I like the unpredictability [of politics] and I like organizing people towards higher and bigger goals—social transformation, reducing poverty, etc. I want people to experience the sheer joy of politics, which is a totally different realm. Politics for me is a totally different arena where you can recreate yourself every so often because it is governed by a different code of morals and ethics. Part of my teaching goal is to make students appreciate that politics is different. We have to protect that realm because that’s where freedom is. I find freedom in [the] spontaneity, unpredictability, and ability to create something new in politics.
IT: If there were three things you can tell your students about learning throughout your career, what would they be?
RR: First of all, relationships are important. Build relationships because they are the most important resource that we can have. This is also true for politics. Second, strengthen your internal disposition—your inner self. You have to be strong enough on the inside because all these academic things [and] all the books, they’re not going to help you unless they’re techniques. The substance—you would have to bring that inside you and make it an internal disposition. Have an internal disposition and stick to it as well. You should have a list of your boundaries. Having boundaries with what you’re willing to do is very important. Third, always have fun. Don’t get into routines and be open to wandering. I always tell my [political] theory class, “Life is about two things: wonder and wander.” Keep wandering across different horizons. See different worlds and see how the world looks like from another person’s perspective. That’s important in terms of keeping yourself sane. If you’re stuck in your own world, you might be imagining things.
IT: Do you consider yourself as a white knight?

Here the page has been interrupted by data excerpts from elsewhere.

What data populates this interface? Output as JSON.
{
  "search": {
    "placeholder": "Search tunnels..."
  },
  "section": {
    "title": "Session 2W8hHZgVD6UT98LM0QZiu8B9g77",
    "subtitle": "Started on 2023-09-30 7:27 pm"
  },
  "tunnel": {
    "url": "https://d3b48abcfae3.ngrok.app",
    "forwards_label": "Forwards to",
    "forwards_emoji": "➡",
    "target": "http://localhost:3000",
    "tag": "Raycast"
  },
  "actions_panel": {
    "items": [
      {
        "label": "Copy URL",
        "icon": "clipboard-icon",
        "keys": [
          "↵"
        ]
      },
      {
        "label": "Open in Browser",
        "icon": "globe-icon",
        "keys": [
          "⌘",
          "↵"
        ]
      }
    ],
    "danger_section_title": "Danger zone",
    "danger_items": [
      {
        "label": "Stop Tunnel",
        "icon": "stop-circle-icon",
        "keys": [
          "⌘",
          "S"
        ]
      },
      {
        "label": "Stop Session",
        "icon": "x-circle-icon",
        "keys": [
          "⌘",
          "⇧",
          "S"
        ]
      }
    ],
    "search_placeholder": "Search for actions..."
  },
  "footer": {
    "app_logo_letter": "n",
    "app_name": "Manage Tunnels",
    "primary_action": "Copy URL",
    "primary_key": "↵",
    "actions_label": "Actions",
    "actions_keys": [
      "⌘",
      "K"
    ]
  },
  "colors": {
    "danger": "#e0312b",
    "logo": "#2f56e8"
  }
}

RR: Maybe. That’s difficult. Olivia’s white hat for me is an attempt to dilute politics. I prefer a grey hat over a white hat. It’s not as easy to define black and white in politics. What we need are people who are willing to get their hands dirty in the process. Sometimes, being self-righteous prevents you from engaging impact. Part of being grey is also taking responsibility. Being a white hat would sometimes mean you say no to certain responsibilities. You have to be dirty enough to say this is my responsibility.